Generation of $^{87}$Rb-resonant bright twin beams with four-wave mixing

Squeezed states of light have found a number of useful applications in quantum-enhanced metrology due to their reduced noise properties. There is a particular interest in generating narrow-band squeezed light on atomic resonance in order to achieve an efficient interaction with atomic ensembles. We generate bright two-mode squeezed states of light, or twin beams, with a non-degenerate four-wave mixing (FWM) process in hot $^{85}$Rb in a double-lambda configuration. Given the proximity of the energy levels in the D1 line of $^{85}$Rb and $^{87}$Rb, we are able to operate the FWM in $^{85}$Rb in a regime that generates two-mode squeezed states in which one mode is on resonance with the D1 $F=2$ to $F'=2$ transition and the other mode is on resonance with the D1 $F=1$ to $F'=1$ transition of $^{87}$Rb.
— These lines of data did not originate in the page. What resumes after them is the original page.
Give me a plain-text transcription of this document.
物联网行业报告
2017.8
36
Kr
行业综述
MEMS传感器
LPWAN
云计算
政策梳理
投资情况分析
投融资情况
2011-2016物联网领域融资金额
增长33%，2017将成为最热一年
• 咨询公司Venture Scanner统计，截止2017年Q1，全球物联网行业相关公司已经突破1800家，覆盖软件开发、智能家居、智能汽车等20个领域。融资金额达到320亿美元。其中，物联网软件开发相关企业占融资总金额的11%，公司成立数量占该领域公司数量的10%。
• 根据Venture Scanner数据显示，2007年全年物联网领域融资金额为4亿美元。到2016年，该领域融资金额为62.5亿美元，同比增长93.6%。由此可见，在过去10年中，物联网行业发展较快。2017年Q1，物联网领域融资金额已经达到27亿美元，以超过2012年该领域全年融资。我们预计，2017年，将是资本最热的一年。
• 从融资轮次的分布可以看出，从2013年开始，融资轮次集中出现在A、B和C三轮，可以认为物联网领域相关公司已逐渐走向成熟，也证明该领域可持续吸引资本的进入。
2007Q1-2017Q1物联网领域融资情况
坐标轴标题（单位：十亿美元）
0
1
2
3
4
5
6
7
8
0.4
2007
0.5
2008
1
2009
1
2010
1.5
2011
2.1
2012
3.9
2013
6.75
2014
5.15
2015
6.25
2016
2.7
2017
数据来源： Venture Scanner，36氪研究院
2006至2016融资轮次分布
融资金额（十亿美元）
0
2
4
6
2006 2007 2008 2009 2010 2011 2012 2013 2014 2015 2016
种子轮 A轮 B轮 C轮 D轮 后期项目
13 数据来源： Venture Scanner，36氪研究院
For this configuration, we obtain an intensity difference squeezing level of 3.5 dB. Moreover, the intensity difference squeezing increases to 5.4 dB and 5.0 dB when only one of the modes of the squeezed state is resonant with the either the D1 $F=2$ to $F'=2$ or $F=1$ to $F'=1$ transition, respectively. These resonant quantum correlated twin beams can improve atomic interferometers and will make it possible to entangle two distant atomic ensembles in the continuous variable regime.